During a golf season that he says never really stops, Senz follows the high school schedule from February to May. Club groups and Shriners Hospital events have the 8-handicap golfer playing roughly three tournaments each month during the rest of the year. He practices up to four hours a day with only an occasional day off. In 2017 Senz won his Northern California Special Olympics title and in October 2018 maintained it, and he shares knowledge gained on the course with teammates and other players while sometimes helping coaches.
“With young players, I always want to teach them to love the game of golf and have fun. Basically, take your time, don’t rush. Time over a shot is valuable. You want to visualize before and after the shot. You want to have a good routine.”
Born with left hemispheric cerebral palsy that reduced his brain development and limited the physical control and strength on his body’s right side, Senz became a patient at Shriners Hospital in Sacramento. He wears a brace on one leg and continues to refine his physicality, mostly by playing golf.
Physicians when Senz was a child did not foresee his athletic accomplishments. And after successful hand surgery performed by Michelle James, M.D., in 2009 and follow-up procedures in 2015, Senz continues to defy expectations. His parents, Doug and Marta Senz, are understandably admiring but not surprised.
“I never looked at him with lower expectations,” his father says. “To his credit, he’s exceeded my expectations, and that’s on him. I give him all the credit in the world.”
His mother says a belief that her son could always achieve his goals if he tried 100 percent undergirded everything.
“We’ll support him if he succeeds. If he doesn’t succeed, we’ll talk about what we can do differently the next time,” she says.
They give ample credit for Senz’s impressive accomplishments to high school coach Craig Kilcoyne and his staff and to supportive friends who, like his mom and dad — co-owners of NorCal Courts Gym facility in Martinez — are athletes. Although his father is not a golfer, the Miramonte High School graduate, swimmer and former assistant basketball coach (at Miramonte) has coached his son in soccer, T-ball and basketball. Other people more versed in the game of golf have been invaluable.
“It’s not cliché to say it takes a village,” he says.

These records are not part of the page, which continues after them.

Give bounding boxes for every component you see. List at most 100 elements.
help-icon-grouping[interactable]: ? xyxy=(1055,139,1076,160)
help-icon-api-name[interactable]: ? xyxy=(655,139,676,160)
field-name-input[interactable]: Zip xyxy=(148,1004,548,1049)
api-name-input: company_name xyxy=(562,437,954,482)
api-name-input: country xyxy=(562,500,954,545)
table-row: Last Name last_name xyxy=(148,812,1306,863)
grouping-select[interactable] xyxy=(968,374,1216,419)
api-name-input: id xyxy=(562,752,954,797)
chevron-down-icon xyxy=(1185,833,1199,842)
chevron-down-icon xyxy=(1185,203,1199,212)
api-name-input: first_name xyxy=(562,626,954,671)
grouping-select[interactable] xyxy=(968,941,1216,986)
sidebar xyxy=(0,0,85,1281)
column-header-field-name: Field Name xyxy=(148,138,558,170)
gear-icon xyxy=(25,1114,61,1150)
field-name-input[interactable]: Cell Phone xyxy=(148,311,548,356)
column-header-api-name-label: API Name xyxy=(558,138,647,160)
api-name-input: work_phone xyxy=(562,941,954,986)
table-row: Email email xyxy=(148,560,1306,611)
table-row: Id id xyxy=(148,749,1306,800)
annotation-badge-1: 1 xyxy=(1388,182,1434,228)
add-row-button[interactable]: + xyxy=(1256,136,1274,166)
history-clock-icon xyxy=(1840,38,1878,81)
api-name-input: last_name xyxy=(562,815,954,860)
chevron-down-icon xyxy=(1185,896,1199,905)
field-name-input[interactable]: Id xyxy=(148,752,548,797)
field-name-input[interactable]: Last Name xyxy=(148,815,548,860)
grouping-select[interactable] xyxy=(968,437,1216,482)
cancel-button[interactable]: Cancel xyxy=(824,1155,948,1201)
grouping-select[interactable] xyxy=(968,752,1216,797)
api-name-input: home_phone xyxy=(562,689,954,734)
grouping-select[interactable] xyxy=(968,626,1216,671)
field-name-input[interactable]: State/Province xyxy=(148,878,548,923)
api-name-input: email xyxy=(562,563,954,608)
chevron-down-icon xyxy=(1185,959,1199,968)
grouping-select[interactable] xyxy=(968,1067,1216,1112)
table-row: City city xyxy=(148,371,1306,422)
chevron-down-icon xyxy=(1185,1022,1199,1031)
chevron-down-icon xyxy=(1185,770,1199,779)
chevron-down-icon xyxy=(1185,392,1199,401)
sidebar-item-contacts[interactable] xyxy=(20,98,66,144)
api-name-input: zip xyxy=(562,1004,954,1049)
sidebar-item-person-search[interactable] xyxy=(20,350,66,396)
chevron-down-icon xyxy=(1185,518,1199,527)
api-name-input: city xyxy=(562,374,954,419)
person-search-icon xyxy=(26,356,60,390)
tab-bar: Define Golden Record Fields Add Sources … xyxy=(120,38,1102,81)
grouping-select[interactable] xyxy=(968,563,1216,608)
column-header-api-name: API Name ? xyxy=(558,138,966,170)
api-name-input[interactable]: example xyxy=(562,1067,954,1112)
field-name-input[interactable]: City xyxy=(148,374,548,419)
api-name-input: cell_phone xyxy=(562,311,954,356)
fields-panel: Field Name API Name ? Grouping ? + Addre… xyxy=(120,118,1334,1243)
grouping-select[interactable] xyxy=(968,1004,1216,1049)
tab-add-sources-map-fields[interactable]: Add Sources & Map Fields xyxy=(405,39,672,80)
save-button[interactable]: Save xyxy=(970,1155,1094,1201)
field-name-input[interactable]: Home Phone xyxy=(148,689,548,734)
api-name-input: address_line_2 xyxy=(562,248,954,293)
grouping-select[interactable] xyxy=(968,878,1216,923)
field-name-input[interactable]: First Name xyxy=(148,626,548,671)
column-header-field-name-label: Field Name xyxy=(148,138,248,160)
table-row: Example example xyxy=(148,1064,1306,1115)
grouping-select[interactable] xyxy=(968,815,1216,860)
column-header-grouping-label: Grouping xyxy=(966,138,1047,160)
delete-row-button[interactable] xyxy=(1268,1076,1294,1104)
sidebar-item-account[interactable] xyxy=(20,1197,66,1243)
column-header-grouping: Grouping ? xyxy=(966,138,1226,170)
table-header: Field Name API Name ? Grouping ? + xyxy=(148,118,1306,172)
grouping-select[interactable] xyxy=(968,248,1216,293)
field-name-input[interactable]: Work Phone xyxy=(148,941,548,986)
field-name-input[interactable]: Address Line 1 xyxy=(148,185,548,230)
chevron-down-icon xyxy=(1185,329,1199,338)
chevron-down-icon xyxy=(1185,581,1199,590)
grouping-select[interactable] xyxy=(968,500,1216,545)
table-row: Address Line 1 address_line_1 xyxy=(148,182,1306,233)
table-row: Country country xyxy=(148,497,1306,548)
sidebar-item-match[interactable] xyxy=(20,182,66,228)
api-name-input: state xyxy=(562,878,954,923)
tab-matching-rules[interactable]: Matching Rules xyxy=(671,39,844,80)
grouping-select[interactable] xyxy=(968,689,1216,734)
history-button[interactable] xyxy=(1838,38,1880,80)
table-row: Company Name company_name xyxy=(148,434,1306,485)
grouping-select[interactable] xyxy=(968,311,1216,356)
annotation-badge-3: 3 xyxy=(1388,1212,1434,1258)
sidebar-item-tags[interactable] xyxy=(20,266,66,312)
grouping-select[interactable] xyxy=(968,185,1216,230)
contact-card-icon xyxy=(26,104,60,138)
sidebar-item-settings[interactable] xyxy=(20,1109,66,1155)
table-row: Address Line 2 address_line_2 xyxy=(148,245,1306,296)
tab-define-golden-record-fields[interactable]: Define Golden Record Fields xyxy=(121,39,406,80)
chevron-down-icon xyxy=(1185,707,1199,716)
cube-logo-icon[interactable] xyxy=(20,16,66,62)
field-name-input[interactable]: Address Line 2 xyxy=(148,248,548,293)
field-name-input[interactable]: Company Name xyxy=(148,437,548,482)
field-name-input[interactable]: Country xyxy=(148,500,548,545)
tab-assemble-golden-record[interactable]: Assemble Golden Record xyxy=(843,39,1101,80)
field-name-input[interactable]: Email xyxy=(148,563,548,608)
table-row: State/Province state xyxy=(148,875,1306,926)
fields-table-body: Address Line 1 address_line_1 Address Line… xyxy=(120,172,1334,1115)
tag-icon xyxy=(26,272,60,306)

To overcome physical limitations that might otherwise have kept him off the course, Senz applies a blend of physical and mental principles to his game. Before tournaments, he “gets engaged,” which means thinking about each putt, visualizing his stroke and the fairways and relaxing before competitions. He says his favorite club is a 5-iron because he’s effective and consistent with it and his greatest challenge is putting.
“I’m working on not pulling left or right,” he says. To relax, he hangs out with friends, goes out to eat and engages in casual pickup basketball games to loosen up. “The mental preparation I choose,” he says, “depends on my mood. At a big tournament, when I need to do big things, I can’t hold back.”
Holding back is exactly what Senz didn’t do last fall in Las Vegas. “I was in the Shriner’s tournament, and I got to play with the best guys in the world. I had to play a lot harder. I played more aggressive, going hard at a lot more holes than I normally would. I put more tempo into my swing.”
Walking away with the title, Senz immediately focused on future plans. He expects to take a year away from his studies after graduating high school and before college to bring his handicap from eight down to four.
“I want to get my game so I can play all the time in college,” he says. Senz also enjoys speaking about his life and unique abilities on behalf of Shriners Hospital Northern California and plans to continue public appearances.
Ultimately, given his remarkable determination and track record, there’s every reason to think Senz might someday enjoy 18 holes with his favorite dream team: “Jordan Spieth, Rickie Fowler, Justin Thomas and myself,” he says. “Yup, that has not changed.”